Gender is a measure by which humans rule their lives, knowingly or not. There is a code for how a human should live out their lives, beginning when they are swathed in either pink or blue blankets at birth. Pink and blue; two colors that hold so much sway over every human action and inaction. Seen humorously through the eyes of Russ, women and men are divided by their accomplishments, with men seeking every pursuit under the sun, with women considering marriage to be their highest calling (126). Modern society is evolving, and gender-constructs are evolving along with it. Women can hold jobs that only a hundred years it would have been unthinkable for them to aspire to. Men are expected to and enjoy taking a larger role in caregiving for their children. Lesbians and gays (the ultimate threats to a dually-natured way of living) are accepted more and more every day. The military, a notoriously patriarchal system, has repealed the anti-gay statute of “Don’t Ask, Don’t Tell”, and has allowed women to join their ranks, however sparingly.
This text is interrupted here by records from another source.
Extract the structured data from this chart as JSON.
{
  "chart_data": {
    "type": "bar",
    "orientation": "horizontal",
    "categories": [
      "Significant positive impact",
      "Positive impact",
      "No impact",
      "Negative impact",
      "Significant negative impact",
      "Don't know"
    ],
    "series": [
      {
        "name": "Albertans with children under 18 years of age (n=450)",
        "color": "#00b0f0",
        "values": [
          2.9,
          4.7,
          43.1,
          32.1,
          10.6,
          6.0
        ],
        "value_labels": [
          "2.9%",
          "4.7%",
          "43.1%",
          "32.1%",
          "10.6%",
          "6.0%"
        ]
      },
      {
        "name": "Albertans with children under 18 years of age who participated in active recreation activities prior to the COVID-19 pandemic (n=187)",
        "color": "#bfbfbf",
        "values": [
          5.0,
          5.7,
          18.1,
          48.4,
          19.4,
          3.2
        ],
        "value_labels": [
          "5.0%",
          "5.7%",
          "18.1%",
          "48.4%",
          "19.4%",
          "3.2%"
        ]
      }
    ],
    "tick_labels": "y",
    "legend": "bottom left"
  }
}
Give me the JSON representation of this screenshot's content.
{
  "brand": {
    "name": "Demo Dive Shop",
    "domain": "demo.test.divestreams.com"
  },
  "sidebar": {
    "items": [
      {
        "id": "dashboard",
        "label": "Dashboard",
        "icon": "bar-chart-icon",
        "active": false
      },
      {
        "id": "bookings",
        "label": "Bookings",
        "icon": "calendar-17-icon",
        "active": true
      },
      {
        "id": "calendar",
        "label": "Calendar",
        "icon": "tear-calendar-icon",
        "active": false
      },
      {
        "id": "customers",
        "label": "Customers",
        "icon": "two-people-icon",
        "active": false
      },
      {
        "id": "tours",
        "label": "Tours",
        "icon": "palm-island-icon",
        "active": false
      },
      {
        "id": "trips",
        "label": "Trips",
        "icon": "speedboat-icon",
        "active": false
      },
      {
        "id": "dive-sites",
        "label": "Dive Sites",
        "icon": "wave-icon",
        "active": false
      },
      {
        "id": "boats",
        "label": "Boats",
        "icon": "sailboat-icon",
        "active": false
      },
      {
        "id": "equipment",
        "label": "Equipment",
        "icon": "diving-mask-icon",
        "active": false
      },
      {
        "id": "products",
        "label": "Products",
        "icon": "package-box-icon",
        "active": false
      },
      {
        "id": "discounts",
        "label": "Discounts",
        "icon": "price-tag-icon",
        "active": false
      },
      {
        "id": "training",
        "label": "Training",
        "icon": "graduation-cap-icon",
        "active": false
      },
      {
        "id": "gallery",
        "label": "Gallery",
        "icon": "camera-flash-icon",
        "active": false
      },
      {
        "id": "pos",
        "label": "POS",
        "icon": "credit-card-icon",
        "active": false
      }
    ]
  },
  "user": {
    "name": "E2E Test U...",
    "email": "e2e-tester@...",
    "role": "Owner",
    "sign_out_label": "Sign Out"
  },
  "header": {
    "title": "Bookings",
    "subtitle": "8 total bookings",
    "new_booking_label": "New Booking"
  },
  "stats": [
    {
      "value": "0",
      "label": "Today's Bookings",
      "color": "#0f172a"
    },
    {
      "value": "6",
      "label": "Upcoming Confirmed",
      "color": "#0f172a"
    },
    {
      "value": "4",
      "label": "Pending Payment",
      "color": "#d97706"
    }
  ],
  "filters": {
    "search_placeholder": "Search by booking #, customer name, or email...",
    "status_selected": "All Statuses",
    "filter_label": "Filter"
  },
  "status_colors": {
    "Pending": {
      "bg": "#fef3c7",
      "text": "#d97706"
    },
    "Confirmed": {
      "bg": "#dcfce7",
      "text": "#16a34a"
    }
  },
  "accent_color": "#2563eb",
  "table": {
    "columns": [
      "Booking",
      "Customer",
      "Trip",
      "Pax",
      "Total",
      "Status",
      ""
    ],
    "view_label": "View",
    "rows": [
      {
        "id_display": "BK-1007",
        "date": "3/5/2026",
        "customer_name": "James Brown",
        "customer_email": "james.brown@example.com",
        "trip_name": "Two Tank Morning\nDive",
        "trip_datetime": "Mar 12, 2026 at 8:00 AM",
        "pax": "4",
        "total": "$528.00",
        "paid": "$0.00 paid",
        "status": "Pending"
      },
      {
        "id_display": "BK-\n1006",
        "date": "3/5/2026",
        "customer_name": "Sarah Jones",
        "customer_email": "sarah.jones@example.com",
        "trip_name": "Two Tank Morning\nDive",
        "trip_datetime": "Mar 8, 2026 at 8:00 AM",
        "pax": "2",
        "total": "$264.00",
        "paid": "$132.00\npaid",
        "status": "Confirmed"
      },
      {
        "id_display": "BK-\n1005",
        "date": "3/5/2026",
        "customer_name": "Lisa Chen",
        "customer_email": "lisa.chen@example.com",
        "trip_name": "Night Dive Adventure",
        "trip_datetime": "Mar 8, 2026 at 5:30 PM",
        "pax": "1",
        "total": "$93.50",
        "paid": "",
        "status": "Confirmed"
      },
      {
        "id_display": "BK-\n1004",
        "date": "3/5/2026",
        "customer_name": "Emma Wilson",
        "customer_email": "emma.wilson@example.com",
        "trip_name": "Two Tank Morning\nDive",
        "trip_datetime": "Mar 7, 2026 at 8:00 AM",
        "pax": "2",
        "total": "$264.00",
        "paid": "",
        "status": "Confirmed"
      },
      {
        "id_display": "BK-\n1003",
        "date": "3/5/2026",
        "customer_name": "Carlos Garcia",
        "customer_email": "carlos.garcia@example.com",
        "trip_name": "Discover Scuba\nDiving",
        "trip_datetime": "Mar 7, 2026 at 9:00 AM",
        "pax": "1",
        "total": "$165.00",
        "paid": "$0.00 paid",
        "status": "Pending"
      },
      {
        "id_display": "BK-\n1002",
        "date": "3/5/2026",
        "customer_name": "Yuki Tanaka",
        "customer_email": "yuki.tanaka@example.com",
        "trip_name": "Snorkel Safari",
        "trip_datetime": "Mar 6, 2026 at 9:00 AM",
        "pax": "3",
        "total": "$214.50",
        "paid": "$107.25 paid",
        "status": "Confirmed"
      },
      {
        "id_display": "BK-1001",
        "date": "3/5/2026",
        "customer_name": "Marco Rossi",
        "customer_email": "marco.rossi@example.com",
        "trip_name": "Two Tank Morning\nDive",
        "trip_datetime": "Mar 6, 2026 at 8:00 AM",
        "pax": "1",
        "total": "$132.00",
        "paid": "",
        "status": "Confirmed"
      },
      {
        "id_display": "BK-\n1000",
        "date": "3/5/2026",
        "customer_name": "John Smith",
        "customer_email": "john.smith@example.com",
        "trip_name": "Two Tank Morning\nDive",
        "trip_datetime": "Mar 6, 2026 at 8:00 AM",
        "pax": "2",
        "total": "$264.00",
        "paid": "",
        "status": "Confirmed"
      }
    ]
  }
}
Through all of the supposed progress with gender constructs, the one constant that serves as the biggest reminder to the inequality between men and women is the military’s limited inclusion of women. Yes, women are allowed to serve in the military, but only up to a point. It is similar to a man that wants to take a nice girl home to his parents, a girl that is kind, pretty, and smart, but not smarter than him. If women were allowed to ascend to the highest stations in the military and legally fight alongside men in the battlefield, the nation’s attitude towards war might not change in any way, but there is no way to tell until that happens. As it stands, war is controlled and carried out by a boys club who wants the status quo to remain. Though, the larger issue still remains: is war the inadvertent product of gender-constructs? After being analyzed in the context of Gilman and LeGuin’s novels, maybe so. The opposite side of the argument can be illustrated using a common sense motto: two points make a line, not a pattern. Toss in Russ's “When It Changed”, and perhaps the case for gender-constructs and their influence on war can be made at greater length.